The basics of it are: a director/writer comes up with a project. Usually they are not alone and have producers attached which will package the project, attach the talent (Globo actors) and register the project with the state organization for clearance (i.e. authorization to raise money). The project is then filed in the Stock Exchange (yeah, never underestimate the capacity for grandeur that the Brazilian elite’s have!) and then out they go for the money hunt. After that, it is all up to the Marketing Manager of big corporations to decide according to their own agenda’s which film to support or not.

BUT, and there is always a big but, the “investing” companies will not invest the so-called “good money”. Nay, nay!!! They will “invest” bad money, rotten money and whatever other disgusting name they come up with in the production of film or theatre or a ballet. It’s the same from the marketing director’s perspective and the money leaves from the same pot: the corporate taxes due to the nation’s Treasure. Needless to say there is no investment whatsoever. They take up to 4% of the corporate due tax and put it in one, two, how many productions they see fit and that amount is levied by the Treasure Department. So, every single production in the country departs fully paid even before pre-production. There is no risk attached to the producers, writers and directors. All salaries paid in full at rates that when compared to the European films are quite high. If a director writes and also produces the film (not unusual at all) the net profit of this “artist” is often 30% of the entire budget. Average budget of Brazilian features? Currently averages US$ 4 million. Some reach 8/10 million US dollars. Basically it’s all ” Global Production Standard” values. Not too different from  watching a soap-opera episode but in the “magical dark room” in a brand new Multiplex Cinemark. Rare exceptions, mediocrity is the standard.

If the film fails flatly in the box office? Who loses it? Nobody. It’s fully paid.

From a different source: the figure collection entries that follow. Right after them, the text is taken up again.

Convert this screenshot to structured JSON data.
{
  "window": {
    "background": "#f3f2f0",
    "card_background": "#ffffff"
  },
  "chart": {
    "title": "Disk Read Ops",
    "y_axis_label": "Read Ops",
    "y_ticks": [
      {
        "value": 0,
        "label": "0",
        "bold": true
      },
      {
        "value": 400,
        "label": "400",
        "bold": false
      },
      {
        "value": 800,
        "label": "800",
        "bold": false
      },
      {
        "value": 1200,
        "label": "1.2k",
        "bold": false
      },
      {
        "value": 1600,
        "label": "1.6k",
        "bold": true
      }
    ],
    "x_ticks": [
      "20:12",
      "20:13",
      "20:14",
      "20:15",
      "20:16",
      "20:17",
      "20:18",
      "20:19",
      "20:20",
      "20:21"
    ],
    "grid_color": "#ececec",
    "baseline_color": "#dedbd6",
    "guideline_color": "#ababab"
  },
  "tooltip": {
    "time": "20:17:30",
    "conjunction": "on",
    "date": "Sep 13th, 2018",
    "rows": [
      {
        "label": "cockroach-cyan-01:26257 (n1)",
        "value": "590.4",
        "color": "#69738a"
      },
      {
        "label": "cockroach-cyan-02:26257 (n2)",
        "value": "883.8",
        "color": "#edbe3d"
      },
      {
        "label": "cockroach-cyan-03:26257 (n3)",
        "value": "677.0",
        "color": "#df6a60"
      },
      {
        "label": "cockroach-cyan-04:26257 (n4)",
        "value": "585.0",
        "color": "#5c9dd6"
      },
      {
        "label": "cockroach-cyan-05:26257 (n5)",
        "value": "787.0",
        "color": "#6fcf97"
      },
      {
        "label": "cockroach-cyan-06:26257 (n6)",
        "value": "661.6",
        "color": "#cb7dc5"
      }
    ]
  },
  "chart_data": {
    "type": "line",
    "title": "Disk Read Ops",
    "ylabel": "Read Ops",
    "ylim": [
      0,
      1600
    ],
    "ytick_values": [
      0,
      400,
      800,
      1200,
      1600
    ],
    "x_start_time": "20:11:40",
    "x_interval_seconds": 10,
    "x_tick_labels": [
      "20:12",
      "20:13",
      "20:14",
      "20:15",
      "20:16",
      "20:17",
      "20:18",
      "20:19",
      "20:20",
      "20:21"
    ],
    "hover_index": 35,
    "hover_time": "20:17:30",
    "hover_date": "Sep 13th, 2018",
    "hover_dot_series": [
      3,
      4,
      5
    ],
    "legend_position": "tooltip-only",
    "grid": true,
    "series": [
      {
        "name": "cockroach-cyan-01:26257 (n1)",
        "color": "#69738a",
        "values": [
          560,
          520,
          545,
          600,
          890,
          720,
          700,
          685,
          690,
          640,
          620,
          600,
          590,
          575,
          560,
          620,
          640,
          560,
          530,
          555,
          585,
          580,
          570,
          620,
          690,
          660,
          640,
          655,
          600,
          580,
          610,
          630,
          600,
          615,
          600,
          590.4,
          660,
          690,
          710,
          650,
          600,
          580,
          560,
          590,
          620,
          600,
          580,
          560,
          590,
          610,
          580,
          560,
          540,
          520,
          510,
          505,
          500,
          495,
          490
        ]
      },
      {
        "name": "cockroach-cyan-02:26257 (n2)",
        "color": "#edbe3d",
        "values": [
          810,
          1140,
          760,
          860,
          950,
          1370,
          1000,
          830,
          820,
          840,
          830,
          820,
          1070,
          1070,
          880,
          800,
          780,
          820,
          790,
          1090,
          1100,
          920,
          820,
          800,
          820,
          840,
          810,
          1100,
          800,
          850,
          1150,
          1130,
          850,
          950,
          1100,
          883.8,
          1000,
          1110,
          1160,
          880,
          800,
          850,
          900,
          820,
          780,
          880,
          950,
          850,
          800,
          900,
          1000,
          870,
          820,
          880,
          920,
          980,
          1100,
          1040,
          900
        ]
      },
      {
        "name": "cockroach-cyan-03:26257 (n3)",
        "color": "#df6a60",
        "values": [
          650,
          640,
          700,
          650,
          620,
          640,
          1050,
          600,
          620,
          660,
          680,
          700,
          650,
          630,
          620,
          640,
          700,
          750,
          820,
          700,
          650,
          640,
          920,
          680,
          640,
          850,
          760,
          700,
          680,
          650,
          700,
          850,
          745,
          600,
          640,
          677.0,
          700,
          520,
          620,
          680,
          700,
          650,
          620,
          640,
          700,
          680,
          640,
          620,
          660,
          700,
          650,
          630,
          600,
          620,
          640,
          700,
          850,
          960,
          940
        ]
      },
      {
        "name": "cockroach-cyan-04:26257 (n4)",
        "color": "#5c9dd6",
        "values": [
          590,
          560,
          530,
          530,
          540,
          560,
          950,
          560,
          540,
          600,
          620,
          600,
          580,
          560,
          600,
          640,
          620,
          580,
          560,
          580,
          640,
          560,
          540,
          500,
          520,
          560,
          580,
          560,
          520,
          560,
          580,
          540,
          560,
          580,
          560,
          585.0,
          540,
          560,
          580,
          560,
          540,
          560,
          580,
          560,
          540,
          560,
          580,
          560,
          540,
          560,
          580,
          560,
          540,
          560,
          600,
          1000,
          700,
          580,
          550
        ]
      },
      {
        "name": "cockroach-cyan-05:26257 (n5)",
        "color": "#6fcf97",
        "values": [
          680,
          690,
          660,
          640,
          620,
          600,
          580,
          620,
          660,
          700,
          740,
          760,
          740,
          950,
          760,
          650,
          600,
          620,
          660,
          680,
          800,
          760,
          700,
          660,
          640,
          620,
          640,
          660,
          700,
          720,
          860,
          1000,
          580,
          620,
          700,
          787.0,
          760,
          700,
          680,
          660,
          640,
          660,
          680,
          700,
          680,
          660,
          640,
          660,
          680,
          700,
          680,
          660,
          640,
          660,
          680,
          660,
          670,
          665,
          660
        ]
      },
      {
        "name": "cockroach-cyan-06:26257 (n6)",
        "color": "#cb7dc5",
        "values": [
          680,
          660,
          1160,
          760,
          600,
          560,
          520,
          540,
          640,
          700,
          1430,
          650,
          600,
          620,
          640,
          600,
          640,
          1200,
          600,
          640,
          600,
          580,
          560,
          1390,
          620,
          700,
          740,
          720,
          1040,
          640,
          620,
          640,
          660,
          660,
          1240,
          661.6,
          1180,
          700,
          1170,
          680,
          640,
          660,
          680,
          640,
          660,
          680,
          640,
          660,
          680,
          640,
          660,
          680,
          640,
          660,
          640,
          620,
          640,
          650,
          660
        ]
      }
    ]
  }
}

Paid by the Brazilian State and ultimately by the Brazilian poor population who does not have health care, nor decent public services let alone the right to complain about another gigantic inequality of the rich up and coming world power player championed by the blue-collar president.

It’s worth to remark that the former Minister of Culture, singer Gilberto Gil, has received also subsidy money shortly after leaving the ministry for more than US$ 200,00 guess for what? To produce his music DVD! If Caetano Veloso wants to make a show with tickets costing US$ 100 per head, he demands subsidies as well. If any problems or complaints arise from the fact that one of the richest singers in the country gets subsidies, he himself will call the seating Minister of Culture and the rules will bend to accomodate his needs.

Is there any strategy in the works regarding the digital “revolution”? Yeah, Walkiria Barbosa, director of Festival do Rio has recently declared that it’s necessary to combine “education + punishment + alternatives”. As an old school Stalinist,  she has it all squared out. She and all the rest! To talk about the real alternatives in Brazil is to cast yourself out of the picture, I know! I’m doing it as I write these pages. Don’t think outside the dark room with a projector running a 35 mm print otherwise you are not cultivated enough at best. If it comes to worst you are a criminal and point period. End of discussion. Someone will find a way to punish you.

AT THE END OF THE DAY, it is an investment, done by a legal entity into another legal entity. If the product is good and has returns, the “investor” will receive the principal plus profits. The taxes the company owed? Forget it, nobody will ever recall that minor detail, for god’s sake!

Woody Allen and Rio

The bad news? It is all reserved to Brazilian nationals but if you are Woody Allen governments will line up to pay for your production. Bastardy is a highly appraised art in the country.